Your First Program with CuTe DSL

Introduction

Welcome! In this tutorial, we'll write a simple "Hello World" program that runs on your GPU using CuTe DSL. This will help you understand the basics of GPU programming with our framework.

What You'll Learn

How to write code that runs on both CPU (host) and GPU (device),
How to launch a GPU kernel (a function that runs on the GPU),
Basic CUDA concepts like threads and thread blocks,

Step 1: Import Required Libraries

First, let's import the libraries we need:

python

import cutlass
import cutlass.cute as cute

Step 2: Write Our GPU Kernel

A GPU kernel is a function that runs on the GPU. Here's a simple kernel that prints "Hello World". Key concepts:

@cute.kernel: This decorator tells CUTLASS that this function should run on the GPU
cute.arch.thread_idx(): Gets the ID of the current GPU thread (like a worker's ID number)
We only want one thread to print the message (thread 0) to avoid multiple prints

python

@cute.kernel
def kernel():
    # Get the x component of the thread index (y and z components are unused)
    tidx, _, _ = cute.arch.thread_idx()
    # Only the first thread (thread 0) prints the message
    if cutlass.dynamic_expr(tidx == 0):
        cute.printf("Hello world")

Step 3: Write Our Host Function

Now we need a function that sets up the GPU and launches our kernel.
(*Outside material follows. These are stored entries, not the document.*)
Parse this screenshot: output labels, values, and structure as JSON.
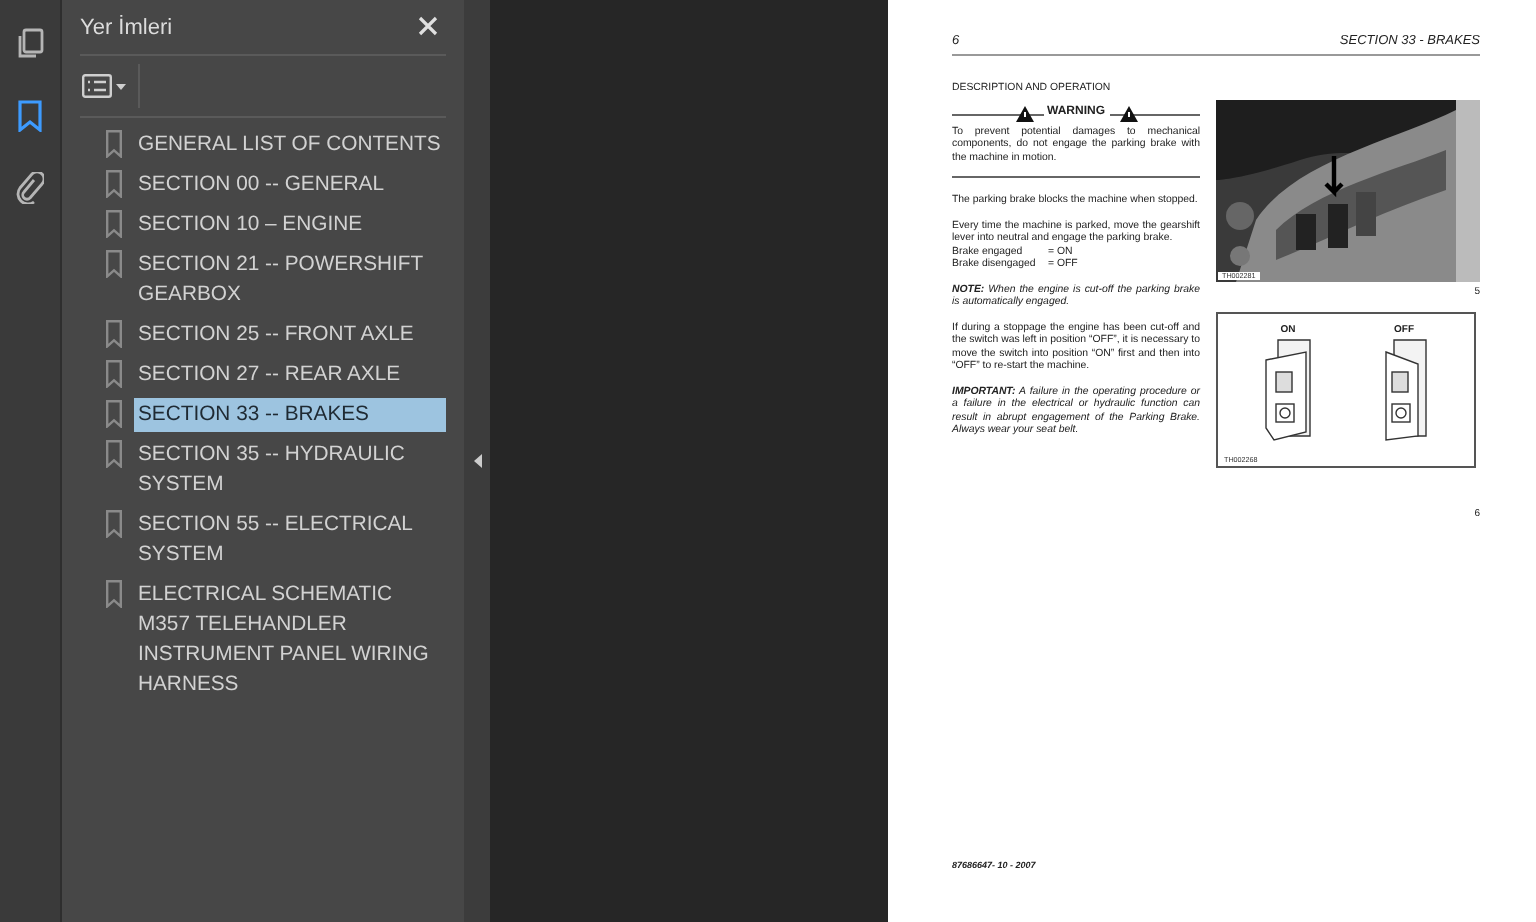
{
  "rail": {
    "items": [
      {
        "kind": "pages",
        "selected": false
      },
      {
        "kind": "bookmarks",
        "selected": true
      },
      {
        "kind": "attachments",
        "selected": false
      }
    ]
  },
  "panel": {
    "title": "Yer İmleri",
    "bookmarks": [
      {
        "label": "GENERAL LIST OF CONTENTS",
        "selected": false
      },
      {
        "label": "SECTION 00 -- GENERAL",
        "selected": false
      },
      {
        "label": "SECTION 10 – ENGINE",
        "selected": false
      },
      {
        "label": "SECTION 21 -- POWERSHIFT GEARBOX",
        "selected": false
      },
      {
        "label": "SECTION 25 -- FRONT AXLE",
        "selected": false
      },
      {
        "label": "SECTION 27 -- REAR AXLE",
        "selected": false
      },
      {
        "label": "SECTION 33 -- BRAKES",
        "selected": true
      },
      {
        "label": "SECTION 35 -- HYDRAULIC SYSTEM",
        "selected": false
      },
      {
        "label": "SECTION 55 -- ELECTRICAL SYSTEM",
        "selected": false
      },
      {
        "label": "ELECTRICAL SCHEMATIC M357 TELEHANDLER INSTRUMENT PANEL WIRING HARNESS",
        "selected": false
      }
    ]
  },
  "page": {
    "number": "6",
    "header": "SECTION 33 - BRAKES",
    "heading": "DESCRIPTION AND OPERATION",
    "warning": {
      "title": "WARNING",
      "text": "To prevent potential damages to mechanical components, do not engage the parking brake with the machine in motion."
    },
    "paragraphs": [
      {
        "kind": "plain",
        "text": "The parking brake blocks the machine when stopped."
      },
      {
        "kind": "plain",
        "text": "Every time the machine is parked, move the gearshift lever into neutral and engage the parking brake."
      },
      {
        "kind": "settings",
        "rows": [
          {
            "label": "Brake engaged",
            "value": "= ON"
          },
          {
            "label": "Brake disengaged",
            "value": "= OFF"
          }
        ]
      },
      {
        "kind": "note",
        "text": "**NOTE:** When the engine is cut-off the parking brake is automatically engaged."
      },
      {
        "kind": "plain",
        "text": "If during a stoppage the engine has been cut-off and the switch was left in position “OFF”, it is necessary to move the switch into position “ON” first and then into “OFF” to re-start the machine."
      },
      {
        "kind": "note",
        "text": "**IMPORTANT:** A failure in the operating procedure or a failure in the electrical or hydraulic function can result in abrupt engagement of the Parking Brake. Always wear your seat belt."
      }
    ],
    "figures": [
      {
        "code": "TH002281",
        "number": "5"
      },
      {
        "kind": "switches",
        "labels": [
          "ON",
          "OFF"
        ],
        "code": "TH002268",
        "number": "6"
      }
    ],
    "footer": "87686647- 10 - 2007"
  }
}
Key concepts:

@cute.jit: This decorator is for functions that run on the CPU but can launch GPU code
We need to initialize CUDA before using the GPU
.launch() tells CUDA how many blocks, threads, shared memory, etc. to use

python

@cute.jit
def hello_world():
    # Print hello world from host code
    cute.printf("hello world")

    # Launch kernel
    kernel().launch(
        grid=(1, 1, 1),  # Single thread block
        block=(32, 1, 1),  # One warp (32 threads) per thread block
    )

Step 4: Run Our Program

There are 2 ways we can run our program:

compile and run immediately
separate compilation which allows us to compile the code once and run multiple times

Please note the Compiling... for Method 2 prints before the "Hello world" of the first kernel. This shows the asynchronous behavior between CPU and GPU prints.

python

# Initialize CUDA context for launching a kernel with error checking
# We make context initialization explicit to allow users to control the context creation
# and avoid potential issues with multiple contexts
cutlass.cuda.initialize_cuda_context()

# Method 1: Just-In-Time (JIT) compilation - compiles and runs the code immediately
print("Running hello_world()...")
hello_world()

# Method 2: Compile first (useful if you want to run the same code multiple times)
print("Compiling...")
hello_world_compiled = cute.compile(hello_world)

# Dump PTX/CUBIN files while compiling
from cutlass.cute import KeepPTX, KeepCUBIN

print("Compiling with PTX/CUBIN dumped...")
hello_world_compiled_ptx_on = cute.compile[KeepPTX, KeepCUBIN](hello_world)

# Run the pre-compiled version
print("Running compiled version...")
hello_world_compiled()